The organ-history of Drenthe is not very old. Drenthe does not
have a really own organ history with own organ-builders as Groningen (Schnitger,
Hinsz, Freytag) and Friesland (van Dam) have.
Before the 19th century most churches did not have organs. Drenthe did not have a large population and was very poor. The only old towns are Coevorden and Meppel with perhaps 1,000 inhabitants.
The other inhabitants were mostly farmers and lived in small villages in the middle of Drenthe.
Round 1600 Drenthe had a population of less than 20,000. In 1630 somewhat more than 20,000.
In 1795 Drenthe had ca. 40,000 inhabitants. The growth of the population was mostly caused by the increase of the peat-digging industry from the 18th century onwards.

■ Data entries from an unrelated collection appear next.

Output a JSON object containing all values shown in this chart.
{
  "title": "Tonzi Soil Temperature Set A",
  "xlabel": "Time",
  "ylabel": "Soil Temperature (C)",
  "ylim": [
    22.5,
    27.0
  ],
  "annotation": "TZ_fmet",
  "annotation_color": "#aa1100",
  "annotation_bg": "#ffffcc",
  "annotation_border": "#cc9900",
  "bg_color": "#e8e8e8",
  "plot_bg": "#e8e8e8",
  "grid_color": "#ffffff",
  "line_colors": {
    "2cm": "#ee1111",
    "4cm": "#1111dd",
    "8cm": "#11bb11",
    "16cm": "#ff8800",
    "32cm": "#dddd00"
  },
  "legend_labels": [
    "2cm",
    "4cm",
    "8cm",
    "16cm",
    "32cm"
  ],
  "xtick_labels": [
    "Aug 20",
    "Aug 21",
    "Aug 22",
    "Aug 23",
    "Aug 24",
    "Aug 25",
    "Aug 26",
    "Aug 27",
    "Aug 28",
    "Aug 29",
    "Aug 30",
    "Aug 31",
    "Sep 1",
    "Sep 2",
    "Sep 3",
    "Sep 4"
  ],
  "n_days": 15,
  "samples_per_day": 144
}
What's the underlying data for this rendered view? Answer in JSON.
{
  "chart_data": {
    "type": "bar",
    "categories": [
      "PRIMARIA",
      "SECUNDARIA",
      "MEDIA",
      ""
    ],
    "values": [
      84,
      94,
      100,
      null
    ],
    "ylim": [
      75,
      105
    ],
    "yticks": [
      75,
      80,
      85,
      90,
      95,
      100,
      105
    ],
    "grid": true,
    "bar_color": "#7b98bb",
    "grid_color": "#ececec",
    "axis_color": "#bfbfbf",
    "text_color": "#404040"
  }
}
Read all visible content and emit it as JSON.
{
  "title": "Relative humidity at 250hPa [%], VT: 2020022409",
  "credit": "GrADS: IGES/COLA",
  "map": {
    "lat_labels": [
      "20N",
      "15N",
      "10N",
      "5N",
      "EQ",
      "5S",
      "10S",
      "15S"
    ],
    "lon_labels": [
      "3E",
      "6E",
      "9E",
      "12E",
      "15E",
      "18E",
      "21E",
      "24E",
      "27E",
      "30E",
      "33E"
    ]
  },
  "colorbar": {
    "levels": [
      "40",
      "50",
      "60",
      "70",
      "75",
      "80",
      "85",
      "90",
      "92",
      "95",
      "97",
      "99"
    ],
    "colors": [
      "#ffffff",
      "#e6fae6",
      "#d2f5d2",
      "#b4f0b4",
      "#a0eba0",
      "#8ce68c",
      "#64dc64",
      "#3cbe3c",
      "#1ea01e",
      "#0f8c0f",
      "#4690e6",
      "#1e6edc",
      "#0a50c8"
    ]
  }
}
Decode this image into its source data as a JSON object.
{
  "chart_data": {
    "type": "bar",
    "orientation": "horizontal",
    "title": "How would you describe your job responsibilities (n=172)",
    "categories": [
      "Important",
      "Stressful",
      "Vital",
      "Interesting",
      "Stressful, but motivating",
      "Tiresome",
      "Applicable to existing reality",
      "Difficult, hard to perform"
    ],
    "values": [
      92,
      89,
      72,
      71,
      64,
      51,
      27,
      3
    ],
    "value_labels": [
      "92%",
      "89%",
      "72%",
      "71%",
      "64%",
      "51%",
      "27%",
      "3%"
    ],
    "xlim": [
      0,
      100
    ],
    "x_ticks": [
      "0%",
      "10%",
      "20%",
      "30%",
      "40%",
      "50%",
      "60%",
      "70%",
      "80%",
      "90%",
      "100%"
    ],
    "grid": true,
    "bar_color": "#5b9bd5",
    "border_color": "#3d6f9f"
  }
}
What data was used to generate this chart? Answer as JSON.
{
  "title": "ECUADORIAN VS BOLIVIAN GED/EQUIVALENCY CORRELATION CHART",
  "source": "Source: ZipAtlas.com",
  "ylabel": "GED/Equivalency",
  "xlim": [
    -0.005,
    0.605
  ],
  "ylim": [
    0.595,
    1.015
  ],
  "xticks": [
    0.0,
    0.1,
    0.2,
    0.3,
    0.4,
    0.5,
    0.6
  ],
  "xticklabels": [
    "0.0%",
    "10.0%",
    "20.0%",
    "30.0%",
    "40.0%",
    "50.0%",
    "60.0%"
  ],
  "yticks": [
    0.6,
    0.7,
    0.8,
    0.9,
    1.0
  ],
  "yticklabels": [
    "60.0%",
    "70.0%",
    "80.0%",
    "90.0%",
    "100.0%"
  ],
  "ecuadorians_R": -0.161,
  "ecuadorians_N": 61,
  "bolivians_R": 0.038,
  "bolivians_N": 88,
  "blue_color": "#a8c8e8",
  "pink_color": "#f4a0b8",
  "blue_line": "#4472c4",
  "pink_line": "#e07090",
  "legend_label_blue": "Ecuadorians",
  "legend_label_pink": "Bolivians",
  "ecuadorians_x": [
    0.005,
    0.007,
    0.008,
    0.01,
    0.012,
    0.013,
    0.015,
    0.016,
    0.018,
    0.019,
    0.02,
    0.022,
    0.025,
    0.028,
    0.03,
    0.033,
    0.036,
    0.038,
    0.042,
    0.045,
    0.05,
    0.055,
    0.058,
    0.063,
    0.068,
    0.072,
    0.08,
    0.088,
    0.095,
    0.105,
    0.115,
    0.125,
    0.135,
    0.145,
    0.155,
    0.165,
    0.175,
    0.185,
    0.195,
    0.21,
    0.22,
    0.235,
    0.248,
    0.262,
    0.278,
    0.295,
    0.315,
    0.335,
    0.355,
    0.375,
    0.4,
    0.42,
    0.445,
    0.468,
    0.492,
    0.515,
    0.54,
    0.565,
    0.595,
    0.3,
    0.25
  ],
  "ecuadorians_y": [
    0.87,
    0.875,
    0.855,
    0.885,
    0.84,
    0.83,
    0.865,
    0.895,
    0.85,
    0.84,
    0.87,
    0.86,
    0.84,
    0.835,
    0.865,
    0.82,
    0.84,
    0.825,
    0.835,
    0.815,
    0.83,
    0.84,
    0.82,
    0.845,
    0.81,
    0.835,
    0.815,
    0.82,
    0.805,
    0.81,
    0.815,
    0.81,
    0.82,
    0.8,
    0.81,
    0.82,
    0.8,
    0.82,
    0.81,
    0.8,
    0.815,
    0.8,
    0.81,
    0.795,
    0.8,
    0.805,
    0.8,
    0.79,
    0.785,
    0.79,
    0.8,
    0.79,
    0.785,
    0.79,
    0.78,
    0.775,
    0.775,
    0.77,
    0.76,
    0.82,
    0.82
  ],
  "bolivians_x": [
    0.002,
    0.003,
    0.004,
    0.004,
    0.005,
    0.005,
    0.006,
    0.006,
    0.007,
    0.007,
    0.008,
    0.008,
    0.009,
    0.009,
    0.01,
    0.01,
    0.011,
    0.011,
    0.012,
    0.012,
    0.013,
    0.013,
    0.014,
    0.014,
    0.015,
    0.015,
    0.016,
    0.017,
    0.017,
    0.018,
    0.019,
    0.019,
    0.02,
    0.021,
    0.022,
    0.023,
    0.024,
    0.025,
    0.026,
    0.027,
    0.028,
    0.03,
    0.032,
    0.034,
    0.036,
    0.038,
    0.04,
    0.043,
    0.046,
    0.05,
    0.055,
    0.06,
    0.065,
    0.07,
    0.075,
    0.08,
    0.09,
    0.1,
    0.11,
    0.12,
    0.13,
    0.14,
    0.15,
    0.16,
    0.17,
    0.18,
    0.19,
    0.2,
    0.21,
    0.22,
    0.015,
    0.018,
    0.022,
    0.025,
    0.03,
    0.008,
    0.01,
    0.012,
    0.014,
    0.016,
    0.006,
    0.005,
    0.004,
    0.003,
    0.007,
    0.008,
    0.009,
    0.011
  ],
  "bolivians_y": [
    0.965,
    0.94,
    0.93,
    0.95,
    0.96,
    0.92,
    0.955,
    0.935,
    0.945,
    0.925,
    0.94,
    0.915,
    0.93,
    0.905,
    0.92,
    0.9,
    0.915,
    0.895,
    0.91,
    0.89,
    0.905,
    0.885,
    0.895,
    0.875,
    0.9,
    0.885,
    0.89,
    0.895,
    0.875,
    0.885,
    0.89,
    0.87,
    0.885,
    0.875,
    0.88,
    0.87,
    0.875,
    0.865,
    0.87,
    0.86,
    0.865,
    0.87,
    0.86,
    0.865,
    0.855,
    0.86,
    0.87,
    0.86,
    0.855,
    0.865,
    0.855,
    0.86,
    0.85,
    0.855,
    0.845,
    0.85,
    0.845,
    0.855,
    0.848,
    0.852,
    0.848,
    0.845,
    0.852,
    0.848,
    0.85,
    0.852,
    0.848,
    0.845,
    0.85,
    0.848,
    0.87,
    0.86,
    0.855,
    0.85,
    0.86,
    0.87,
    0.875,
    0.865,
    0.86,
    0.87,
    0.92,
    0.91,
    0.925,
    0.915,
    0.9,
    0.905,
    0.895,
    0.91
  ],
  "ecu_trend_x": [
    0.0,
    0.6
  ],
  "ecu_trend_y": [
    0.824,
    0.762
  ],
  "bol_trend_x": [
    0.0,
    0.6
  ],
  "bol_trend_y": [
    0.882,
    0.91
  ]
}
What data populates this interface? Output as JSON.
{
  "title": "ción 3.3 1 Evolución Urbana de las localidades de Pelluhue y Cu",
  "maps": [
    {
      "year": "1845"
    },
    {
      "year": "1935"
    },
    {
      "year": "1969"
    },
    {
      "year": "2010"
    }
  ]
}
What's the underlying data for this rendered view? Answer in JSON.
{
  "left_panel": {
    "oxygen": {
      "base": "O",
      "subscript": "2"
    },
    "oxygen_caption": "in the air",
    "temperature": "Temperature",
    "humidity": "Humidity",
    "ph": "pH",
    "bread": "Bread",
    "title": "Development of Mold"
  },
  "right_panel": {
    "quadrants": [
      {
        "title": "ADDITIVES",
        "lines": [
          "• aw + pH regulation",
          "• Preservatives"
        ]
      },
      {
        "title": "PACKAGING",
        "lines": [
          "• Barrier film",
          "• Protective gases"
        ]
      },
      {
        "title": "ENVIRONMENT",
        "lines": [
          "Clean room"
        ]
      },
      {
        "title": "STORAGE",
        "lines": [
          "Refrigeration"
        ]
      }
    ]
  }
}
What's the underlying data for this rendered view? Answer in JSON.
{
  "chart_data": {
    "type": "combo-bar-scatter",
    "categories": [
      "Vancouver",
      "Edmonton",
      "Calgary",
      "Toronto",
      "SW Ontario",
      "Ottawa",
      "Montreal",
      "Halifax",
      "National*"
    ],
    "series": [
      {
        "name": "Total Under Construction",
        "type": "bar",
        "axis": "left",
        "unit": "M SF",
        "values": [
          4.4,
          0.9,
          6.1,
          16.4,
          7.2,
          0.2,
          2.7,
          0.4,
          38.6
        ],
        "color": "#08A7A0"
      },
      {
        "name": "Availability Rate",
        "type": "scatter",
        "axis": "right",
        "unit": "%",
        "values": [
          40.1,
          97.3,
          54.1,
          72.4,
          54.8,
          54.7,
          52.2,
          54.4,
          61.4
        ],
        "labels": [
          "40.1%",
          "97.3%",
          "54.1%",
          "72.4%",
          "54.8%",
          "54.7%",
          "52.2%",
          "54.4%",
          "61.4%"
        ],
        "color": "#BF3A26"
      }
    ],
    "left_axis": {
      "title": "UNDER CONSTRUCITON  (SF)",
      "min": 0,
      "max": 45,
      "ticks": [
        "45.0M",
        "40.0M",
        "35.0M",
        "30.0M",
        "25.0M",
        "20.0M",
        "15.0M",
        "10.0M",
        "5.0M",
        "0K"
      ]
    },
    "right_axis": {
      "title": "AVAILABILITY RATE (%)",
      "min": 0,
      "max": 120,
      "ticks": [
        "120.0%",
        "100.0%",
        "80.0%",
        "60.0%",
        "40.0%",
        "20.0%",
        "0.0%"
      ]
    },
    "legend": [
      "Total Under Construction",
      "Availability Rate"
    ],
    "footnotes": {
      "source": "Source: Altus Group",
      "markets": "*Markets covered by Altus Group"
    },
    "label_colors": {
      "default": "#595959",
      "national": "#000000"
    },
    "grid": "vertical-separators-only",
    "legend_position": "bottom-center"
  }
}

During the 19th century the population was growing and new organs were built or old organs from other churches were moved to Drenthe. Most people in Drenthe were still very poor at the time.
The majority of the organs in churches date from after 1850. Organs from before 1800 were nearly all imported in the 19th or 20th century, coming from churches in which a new organ was built. Before 1840 no more than 10 churches had organs.
Only the existing organs in Meppel (1722), Roden (1780) and Anloo (1719) were built for these churches.
The Theodorus Faber organ in Coevorden (1658) disappeared in 1897 for a new organ.
Some older organs disappeared or were destroyed by wars during the 17th century.